Le musée de la Romanité à Nîmes accueille cet été une exposition exceptionnelle : près de 120 chefs-d'œuvre prêtés par le Louvre, qui explorent la place de l'art dans la vie quotidienne des Romains. Les commissaires de l'exposition, Martin Szewczyk, Manuella Lambert et Isabel Bonora Andujar, tous conservateurs au Louvre, se sont interrogés sur la nature de l'art romain et sur la collection du Louvre.
Un prêt exceptionnel du Louvre
Les salles grecques, étrusques et romaines du Louvre étant actuellement en travaux, le musée parisien a accepté de prêter un nombre considérable d'œuvres. Habituellement, une ou deux pièces sont prêtées ponctuellement, mais jamais une telle quantité. Cette exposition permet de découvrir des objets qui, pour la plupart, sont exposés de manière permanente au Louvre.
Martin Szewczyk explique : « L'art romain s'étend aux dimensions de la vie. La civilisation romaine se caractérise par une recherche de valeur ajoutée esthétique, qui ne se limite pas à la peinture, à la sculpture et à l'architecture, mais embrasse tous les domaines de la vie. »
Une esthétique au service de la vie quotidienne
L'exposition met en lumière le fait que les objets présentés avaient à la fois une fonction esthétique et utilitaire. Dès l'entrée, une peinture murale de Pompéi est présentée comme un tableau de chevalet, telle qu'elle a été découverte. Les fonctions des objets sont ensuite détaillées : honorifiques, funéraires, domestiques, religieuses ou votives. Par exemple, une statue en toge du jeune Britannicus ou des portraits en bronze d'Auguste et de son épouse Livie illustrent ces usages.
Manuela Lambert souligne : « L'art romain était conçu pour répondre à des besoins concrets, qui imposaient les formes, les proportions, les matières. »
L'art comme expression de la cité et de l'individu
L'art romain servait à exprimer la cité, comme en témoigne un bas-relief représentant le sacrifice d'un taureau, d'un bélier et d'un cochon au dieu Mars pour protéger la communauté civique. Il permettait également l'expression de l'individu à travers des portraits saisissants. Un célèbre portrait de Crassus, la mine sévère et marqué par les ans, montre son sens des responsabilités et sa capacité à gouverner.
Isabel Bonora Andujar précise : « L'art est un vecteur de communication qui proclame des valeurs, des idées politiques, et célèbre l'appartenance à une culture héritée des Grecs. »
Syncrétisme et virtuosité
Les conquêtes romaines ont amené à Rome de nombreuses œuvres grecques, qui ont été collectionnées, imitées et adaptées.

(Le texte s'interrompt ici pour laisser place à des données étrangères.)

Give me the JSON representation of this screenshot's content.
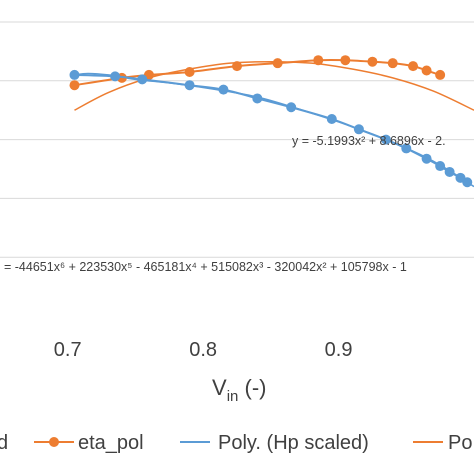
{
  "chart_data": {
    "type": "line",
    "title": "",
    "xlabel": "V",
    "xlabel_sub": "in",
    "xlabel_suffix": " (-)",
    "xlim": [
      0.65,
      1.0
    ],
    "ylim": [
      0,
      1
    ],
    "x_ticks": [
      0.7,
      0.8,
      0.9
    ],
    "x_tick_labels": [
      "0.7",
      "0.8",
      "0.9"
    ],
    "grid": true,
    "legend_position": "bottom",
    "series": [
      {
        "name": "Hp scaled",
        "legend_label": "d",
        "color": "#5b9bd5",
        "marker": "circle",
        "x": [
          0.705,
          0.735,
          0.755,
          0.79,
          0.815,
          0.84,
          0.865,
          0.895,
          0.915,
          0.935,
          0.95,
          0.965,
          0.975,
          0.982,
          0.99,
          0.995
        ],
        "y": [
          0.82,
          0.815,
          0.805,
          0.785,
          0.77,
          0.74,
          0.71,
          0.67,
          0.635,
          0.6,
          0.57,
          0.535,
          0.51,
          0.49,
          0.47,
          0.455
        ]
      },
      {
        "name": "eta_pol",
        "legend_label": "eta_pol",
        "color": "#ed7d31",
        "marker": "circle",
        "x": [
          0.705,
          0.74,
          0.76,
          0.79,
          0.825,
          0.855,
          0.885,
          0.905,
          0.925,
          0.94,
          0.955,
          0.965,
          0.975
        ],
        "y": [
          0.785,
          0.81,
          0.82,
          0.83,
          0.85,
          0.86,
          0.87,
          0.87,
          0.865,
          0.86,
          0.85,
          0.835,
          0.82
        ]
      },
      {
        "name": "Poly. (Hp scaled)",
        "legend_label": "Poly. (Hp scaled)",
        "color": "#5b9bd5",
        "marker": "none",
        "equation": "= -44651x⁶ + 223530x⁵ - 465181x⁴ + 515082x³ - 320042x² + 105798x - 1",
        "x": [
          0.705,
          0.715,
          0.73,
          0.75,
          0.78,
          0.81,
          0.84,
          0.87,
          0.9,
          0.93,
          0.96,
          0.98,
          1.0
        ],
        "y": [
          0.82,
          0.825,
          0.82,
          0.805,
          0.79,
          0.77,
          0.745,
          0.705,
          0.66,
          0.61,
          0.55,
          0.5,
          0.44
        ]
      },
      {
        "name": "Poly. (eta_pol)",
        "legend_label": "Po",
        "color": "#ed7d31",
        "marker": "none",
        "equation": "y = -5.1993x² + 8.6896x - 2.",
        "x": [
          0.705,
          0.73,
          0.76,
          0.79,
          0.82,
          0.85,
          0.88,
          0.91,
          0.94,
          0.97,
          1.0
        ],
        "y": [
          0.7,
          0.76,
          0.81,
          0.84,
          0.86,
          0.865,
          0.86,
          0.84,
          0.81,
          0.765,
          0.7
        ]
      }
    ]
  }
}
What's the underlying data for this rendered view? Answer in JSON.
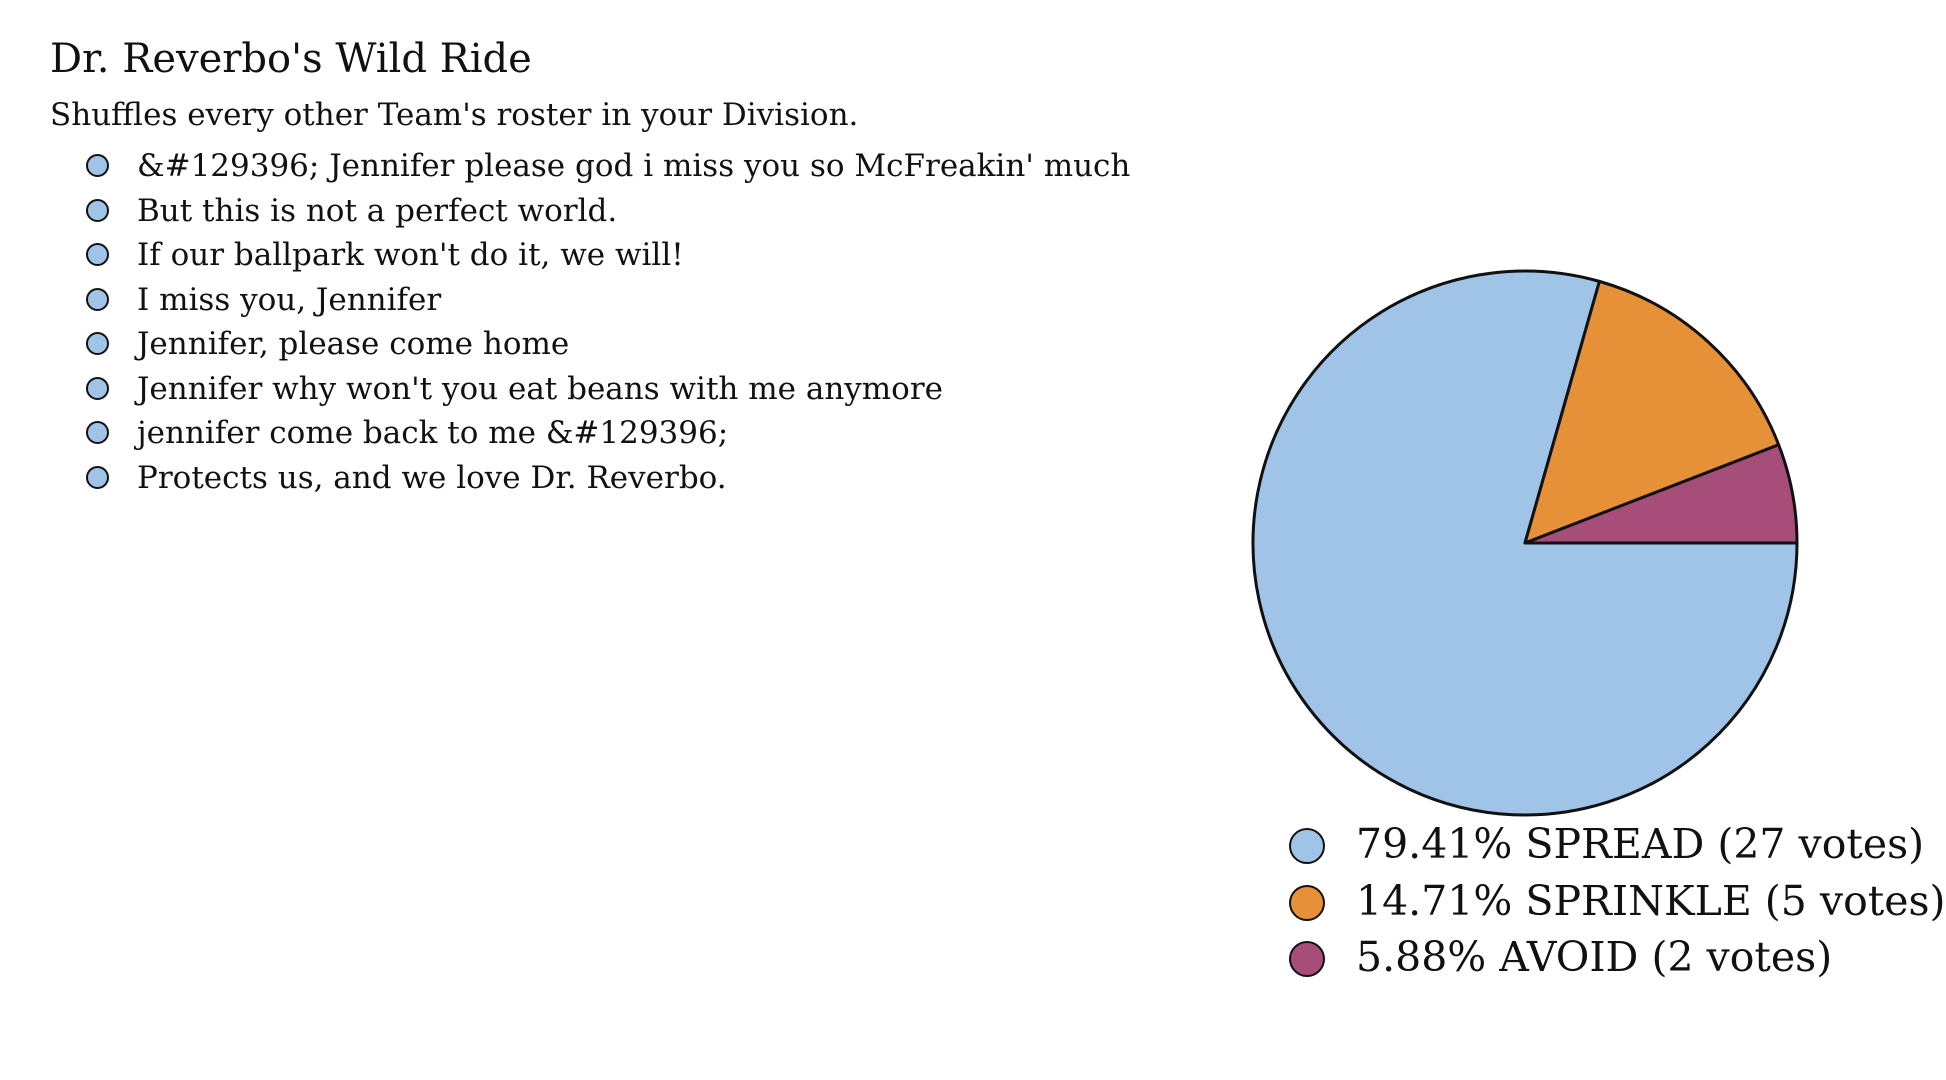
{
  "header": {
    "title": "Dr. Reverbo's Wild Ride",
    "subtitle": "Shuffles every other Team's roster in your Division."
  },
  "effects": [
    "&#129396; Jennifer please god i miss you so McFreakin' much",
    "But this is not a perfect world.",
    "If our ballpark won't do it, we will!",
    "I miss you, Jennifer",
    "Jennifer, please come home",
    "Jennifer why won't you eat beans with me anymore",
    "jennifer come back to me &#129396;",
    "Protects us, and we love Dr. Reverbo."
  ],
  "colors": {
    "bullet": "#a0c4e8",
    "outline": "#111111",
    "text": "#111111",
    "background": "#ffffff"
  },
  "chart_data": {
    "type": "pie",
    "start": "3 o'clock, clockwise",
    "slices": [
      {
        "label": "79.41% SPREAD (27 votes)",
        "name": "SPREAD",
        "percent": 79.41,
        "votes": 27,
        "color": "#a0c4e8"
      },
      {
        "label": "14.71% SPRINKLE (5 votes)",
        "name": "SPRINKLE",
        "percent": 14.71,
        "votes": 5,
        "color": "#e69138"
      },
      {
        "label": "5.88% AVOID (2 votes)",
        "name": "AVOID",
        "percent": 5.88,
        "votes": 2,
        "color": "#a64d79"
      }
    ],
    "legend_placement": "bottom"
  }
}
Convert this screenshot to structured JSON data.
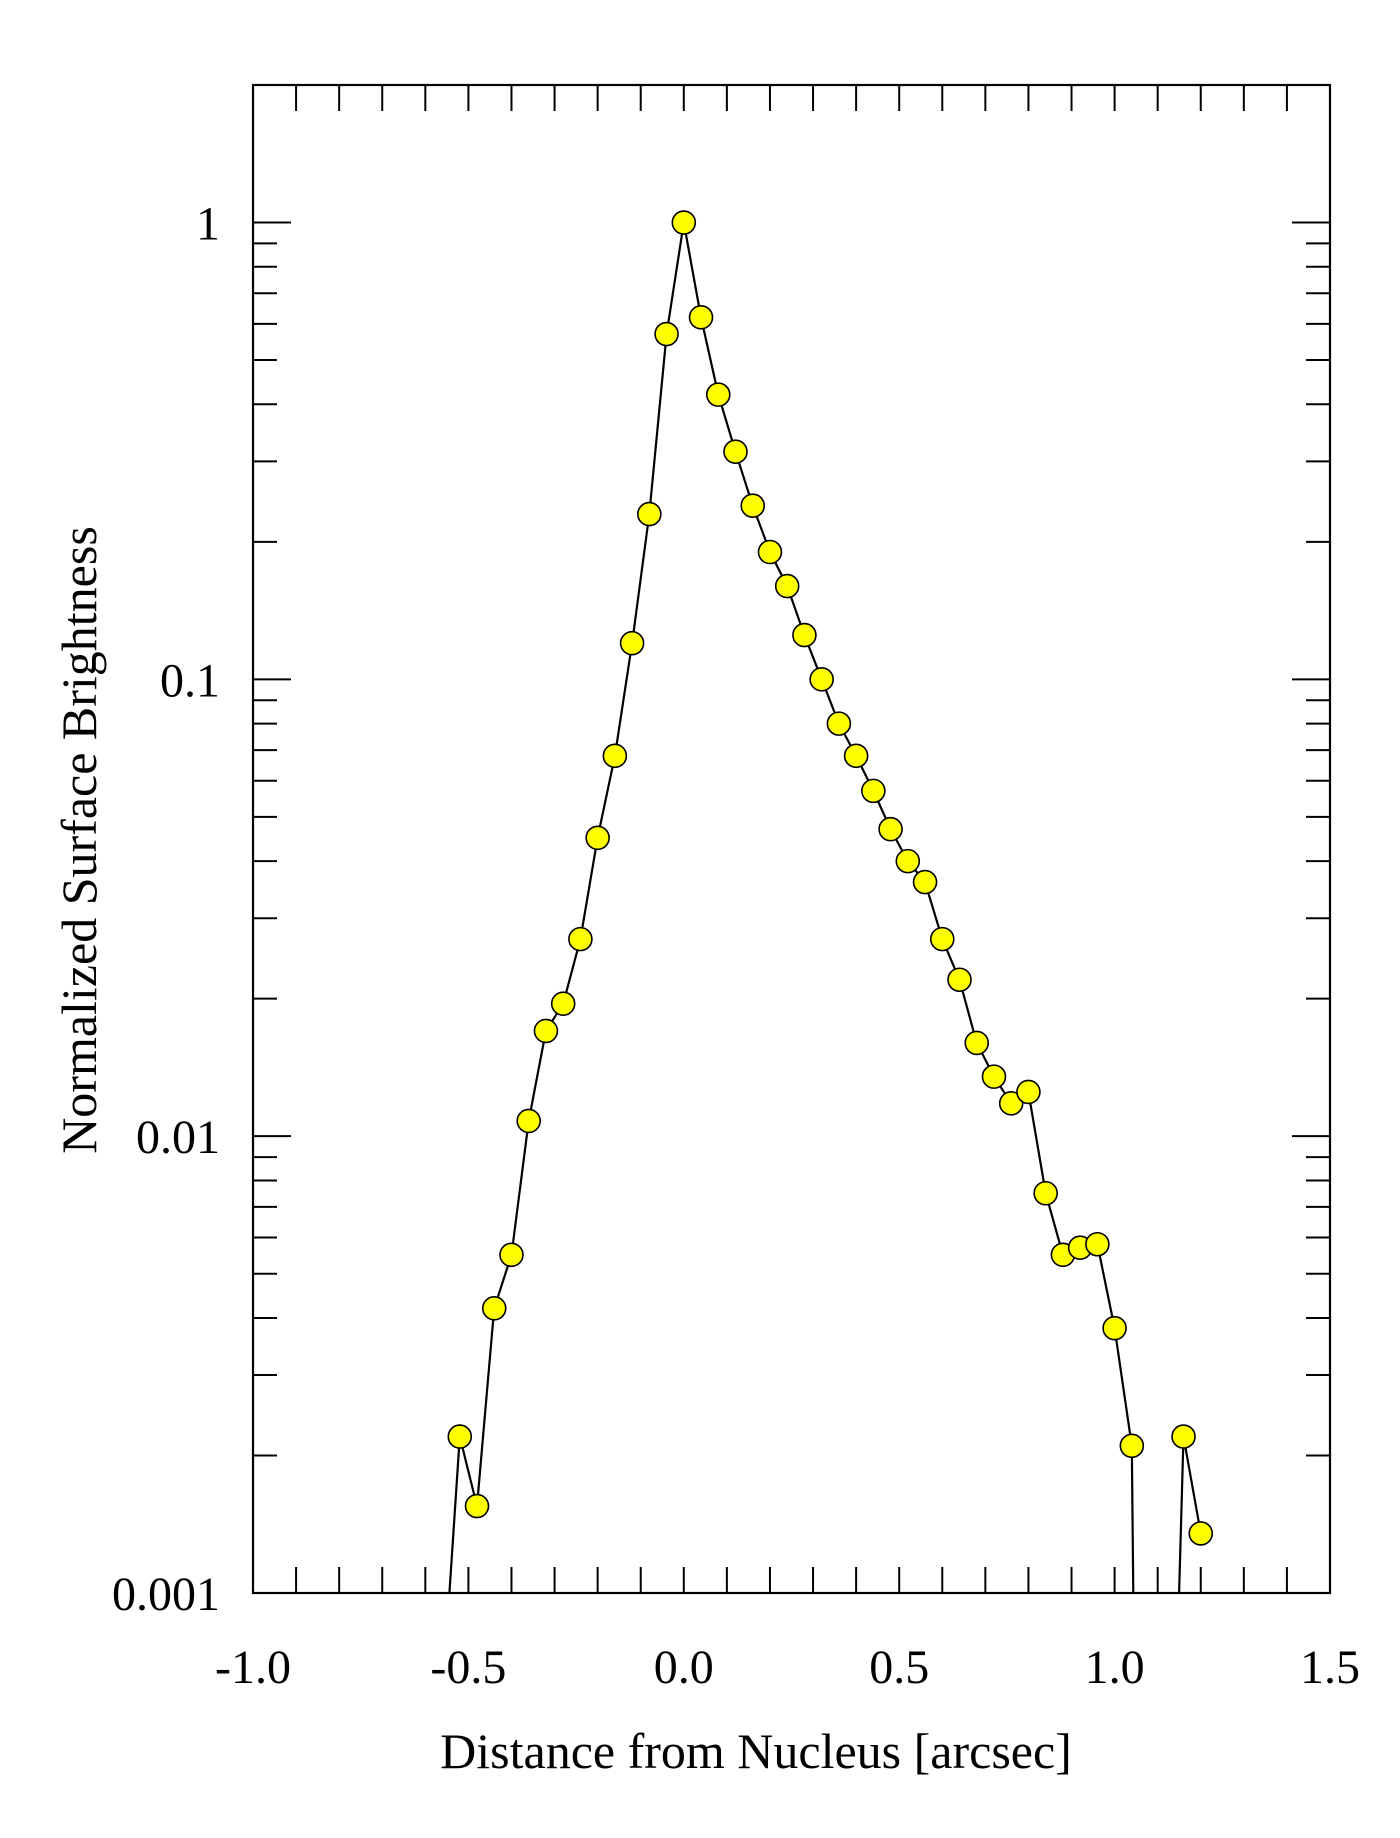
{
  "chart_data": {
    "type": "scatter",
    "xlabel": "Distance from Nucleus [arcsec]",
    "ylabel": "Normalized Surface Brightness",
    "xlim": [
      -1.0,
      1.5
    ],
    "ylim": [
      0.001,
      2.0
    ],
    "y_scale": "log",
    "x_ticks": [
      -1.0,
      -0.5,
      0.0,
      0.5,
      1.0,
      1.5
    ],
    "x_tick_labels": [
      "-1.0",
      "-0.5",
      "0.0",
      "0.5",
      "1.0",
      "1.5"
    ],
    "y_ticks": [
      0.001,
      0.01,
      0.1,
      1
    ],
    "y_tick_labels": [
      "0.001",
      "0.01",
      "0.1",
      "1"
    ],
    "grid": false,
    "marker_color": "#ffff00",
    "marker_edge_color": "#000000",
    "line_color": "#000000",
    "series": [
      {
        "x": [
          -0.52,
          -0.48,
          -0.44,
          -0.4,
          -0.36,
          -0.32,
          -0.28,
          -0.24,
          -0.2,
          -0.16,
          -0.12,
          -0.08,
          -0.04,
          0.0,
          0.04,
          0.08,
          0.12,
          0.16,
          0.2,
          0.24,
          0.28,
          0.32,
          0.36,
          0.4,
          0.44,
          0.48,
          0.52,
          0.56,
          0.6,
          0.64,
          0.68,
          0.72,
          0.76,
          0.8,
          0.84,
          0.88,
          0.92,
          0.96,
          1.0,
          1.04,
          1.16,
          1.2
        ],
        "y": [
          0.0022,
          0.00155,
          0.0042,
          0.0055,
          0.0108,
          0.017,
          0.0195,
          0.027,
          0.045,
          0.068,
          0.12,
          0.23,
          0.57,
          1.0,
          0.62,
          0.42,
          0.315,
          0.24,
          0.19,
          0.16,
          0.125,
          0.1,
          0.08,
          0.068,
          0.057,
          0.047,
          0.04,
          0.036,
          0.027,
          0.022,
          0.016,
          0.0135,
          0.0118,
          0.0125,
          0.0075,
          0.0055,
          0.0057,
          0.0058,
          0.0038,
          0.0021,
          0.0022,
          0.00135
        ]
      }
    ]
  }
}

Une statue de Marcellus mélange ainsi un corps à la grecque et un portrait à la romaine, illustrant le syncrétisme entre les deux cultures. La virtuosité technique est également mise en avant à travers des verres soufflés, des incrustations dans le bronze, des camées et des orfèvreries.
La monumentalité est aussi présente : la tête d'une statue de l'impératrice Lucille, retrouvée à Carthage, mesure 1,75 mètre. L'exposition se termine par une réflexion sur le réemploi des objets à travers l'histoire, montrant comment un vase égyptien pouvait être transformé en urne funéraire ou un camée romain utilisé par un orfèvre du XVIIIe siècle.
Informations pratiques
L'exposition est visible jusqu'au 10 janvier, du mercredi au lundi, de 10 h à 18 h, au musée de la Romanité, boulevard des Arènes à Nîmes. Tarifs : 9 €, 6 €, 3 €, gratuit pour les moins de 7 ans. Renseignements au 04 48 21 02 10.